Founded in the late 1800’s Kawasaki Heavy Industries first serious venture into motorcycles came in 1960 when they took over the Meguro company who already offered a range of machines. Though they had previously provided engines to other manufacturers, in 1961 Kawasaki launched their first complete bike, the B8 – a 125cc single cylinder 2-stroke roadster which was to prove popular in the home market and became the basis for the B8M ‘Red Tank Furore’, a bike built to compete in Japanese motocross events and powered by a 125cc rotary disc valve engine.

Though sales of Kawasaki’s flagship 4-stroke powered W1 650cc remained buoyant, the performance focused 2-stroke 250cc A1 Samurai was launched in 1966. Featuring a sophisticated (for the time) dual rotary disc valve engine boasting over 30bhp, the A1 had 0-60 times that left rivals from Yamaha, Honda and Suzuki in its wake. In 1967, the 350cc A7 Avenger was launched, essentially a bigger bore version of the Samurai, the A7 offered even more impressive performance. Developed from the A1, the A1R featured a close ratio gearbox, special cylinders and outboard mounted Mikuni carburettors. Offered in limited numbers, this ‘production racer’ saw success throughout the world at national and international level and is now highly sought after by race bike collectors. In 1969 British rider Dave Simmonds gave Kawasaki its first ever GP and TT wins riding a by then ageing factory KA-125 racer. At the end of season, Simmonds was crowned 125cc World Champion. Notably Simmonds was also to give Kawasaki its first ever 500cc Grand Prix win in 1971 at Jarama. Sadly he was to lose his life in a tragic paddock accident in France in 1972.

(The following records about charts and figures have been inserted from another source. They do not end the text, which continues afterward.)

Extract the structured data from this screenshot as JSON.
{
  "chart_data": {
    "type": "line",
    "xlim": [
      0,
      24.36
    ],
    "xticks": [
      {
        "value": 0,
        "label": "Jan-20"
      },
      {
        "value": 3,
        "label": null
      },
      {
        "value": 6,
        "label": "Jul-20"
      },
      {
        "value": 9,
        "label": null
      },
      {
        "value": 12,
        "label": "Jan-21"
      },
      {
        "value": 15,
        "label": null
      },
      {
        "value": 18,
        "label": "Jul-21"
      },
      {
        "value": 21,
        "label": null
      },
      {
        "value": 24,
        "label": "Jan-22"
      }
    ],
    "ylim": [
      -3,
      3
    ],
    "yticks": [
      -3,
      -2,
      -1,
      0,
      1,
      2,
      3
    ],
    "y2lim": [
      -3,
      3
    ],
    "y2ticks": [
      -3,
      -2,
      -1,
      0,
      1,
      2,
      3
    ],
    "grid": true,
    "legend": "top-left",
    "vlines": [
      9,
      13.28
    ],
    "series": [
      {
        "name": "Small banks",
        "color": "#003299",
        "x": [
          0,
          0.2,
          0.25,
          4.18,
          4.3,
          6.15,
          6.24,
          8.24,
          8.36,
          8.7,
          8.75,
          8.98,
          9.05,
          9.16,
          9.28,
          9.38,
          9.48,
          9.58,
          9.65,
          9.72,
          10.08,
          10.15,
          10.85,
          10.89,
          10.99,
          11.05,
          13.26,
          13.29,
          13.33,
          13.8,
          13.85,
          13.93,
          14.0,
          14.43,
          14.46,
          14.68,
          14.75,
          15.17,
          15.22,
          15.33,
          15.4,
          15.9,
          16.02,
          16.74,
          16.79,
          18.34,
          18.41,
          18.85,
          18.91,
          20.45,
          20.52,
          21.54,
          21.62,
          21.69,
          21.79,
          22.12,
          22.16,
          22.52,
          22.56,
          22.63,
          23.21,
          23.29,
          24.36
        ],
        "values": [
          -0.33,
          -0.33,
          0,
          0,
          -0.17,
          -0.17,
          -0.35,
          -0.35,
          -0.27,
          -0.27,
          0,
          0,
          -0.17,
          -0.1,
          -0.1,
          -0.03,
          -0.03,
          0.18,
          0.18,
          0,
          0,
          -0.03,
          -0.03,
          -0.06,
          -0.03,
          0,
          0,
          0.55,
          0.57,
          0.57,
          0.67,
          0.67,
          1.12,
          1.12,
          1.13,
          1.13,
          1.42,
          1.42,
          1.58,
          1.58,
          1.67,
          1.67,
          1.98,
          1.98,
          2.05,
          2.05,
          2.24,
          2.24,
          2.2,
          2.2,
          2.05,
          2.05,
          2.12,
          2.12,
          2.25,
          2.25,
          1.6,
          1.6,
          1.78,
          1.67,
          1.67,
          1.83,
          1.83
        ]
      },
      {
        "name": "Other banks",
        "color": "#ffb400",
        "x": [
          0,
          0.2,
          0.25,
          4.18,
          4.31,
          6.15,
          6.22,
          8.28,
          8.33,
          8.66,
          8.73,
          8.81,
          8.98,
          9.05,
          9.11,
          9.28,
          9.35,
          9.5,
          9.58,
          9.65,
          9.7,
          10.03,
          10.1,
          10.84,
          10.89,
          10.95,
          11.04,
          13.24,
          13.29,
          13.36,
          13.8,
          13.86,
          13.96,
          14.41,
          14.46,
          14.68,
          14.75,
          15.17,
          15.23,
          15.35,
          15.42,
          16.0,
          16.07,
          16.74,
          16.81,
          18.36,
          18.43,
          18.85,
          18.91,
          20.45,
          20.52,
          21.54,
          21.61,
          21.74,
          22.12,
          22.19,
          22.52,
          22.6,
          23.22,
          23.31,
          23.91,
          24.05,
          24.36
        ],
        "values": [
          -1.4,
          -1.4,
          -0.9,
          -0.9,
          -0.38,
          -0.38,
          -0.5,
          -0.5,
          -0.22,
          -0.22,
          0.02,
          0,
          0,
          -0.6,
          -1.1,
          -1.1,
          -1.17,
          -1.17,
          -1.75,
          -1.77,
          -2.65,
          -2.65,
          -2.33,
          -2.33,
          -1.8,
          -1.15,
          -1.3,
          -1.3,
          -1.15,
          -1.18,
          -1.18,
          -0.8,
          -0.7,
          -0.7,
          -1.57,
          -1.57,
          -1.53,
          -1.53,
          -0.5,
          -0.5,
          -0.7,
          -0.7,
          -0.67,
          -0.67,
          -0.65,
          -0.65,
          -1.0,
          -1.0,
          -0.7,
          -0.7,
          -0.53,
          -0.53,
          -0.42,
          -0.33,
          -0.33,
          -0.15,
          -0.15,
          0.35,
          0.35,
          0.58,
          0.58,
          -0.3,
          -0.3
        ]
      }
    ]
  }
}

Inspired by the success of the A1 and A7 machines, 1969 saw the introduction of the now legendary 500cc H1 Mach III. Aiming to produce a high performance 500cc machine to see off competition from mid-size machines such as Suzuki’s T500 and Honda’s CB450, both of which were selling well in the USA, the Mach III produced 60bhp from its 3-cylinder 2-stroke motor. While noting that it was blisteringly quick, many contemporary road testers commented on the 500’s ‘exciting’ (some might suggest ‘frightening’) handling characteristics. That said, the 500 remained in production until 1976 with few major changes but final KH500 models offered slightly less power and marginally better handling.

Still a triple, though featuring a completely new engine rather than simply an enlarged 500, the Kawasaki H2 Mach IV of 1971 lays claim to being the ultimate road going 2-stroke. With 74bhp on tap the H2 was a formidable powerhouse, able to wheelie at a twist of the throttle and capable of 12 second quarter mile performance, making it the ‘must have’ machine for street bike class drag racing. Though still a handful with a less experienced rider on board, the H2 was a better handling bike than its smaller siblings and indeed saw some success in production circuit racing. Remaining in the Kawasaki catalogue until 1975, the H2 saw several updates, though later models offered slightly more refined performance whilst giving up a small amount of horsepower. All Kawasaki 750 2-strokes are now considered classic machines and values have risen considerably in the past few years.

By the mid 70’s the market for large capacity 2-stroke road bikes had dwindled, but in Britain and Japan the 250cc was still popular and dominated by rivals Suzuki and Yamaha. In 1988 Kawasaki introduced the KR-1, a race replica 2-stroke parallel twin sports bike. Offering a near 140mph top speed and excellent handling, the bike developed with minor changes into the KR1-S. Very collectible now but hard to find as many were converted into race bikes such was their potential.

As with other Japanese motorcycle manufacturers competition success was important in the drive to increase sales of street bikes. By the early 1970’s 2-strokes were dominant in most forms of motorcycle sport and Kawasaki pushed ahead with development of their 500 H1-R and later KR750 2-stroke racers. Known as the ‘Green Meanies’, works Kawasaki racers were painted in a lurid lime green instantly setting them apart from the rest of the field and riders including Ginger Molloy, Yvon Du Hamel, Barry Ditchburn and Mick Grant would ride them to national and international victories in both GP and TT events. The KR250 of 1975 featured an inline twin cylinder 2-stroke engine, as did the 350cc version introduced in 1978. An innovative design (later used by Rotax with their 256 twin engine), both the 250 and 350cc versions proved hugely successful being winning multiple World Championships ridden by Kork Ballington and Anton Mang. Off road sport has always been important to Kawasaki too, the KX range of 2-stroke motocross bikes entering production in 1974. Early KX MX’ers are now very collectible as is Kawasaki’s 70’s 2-stroke trials machine the KT250.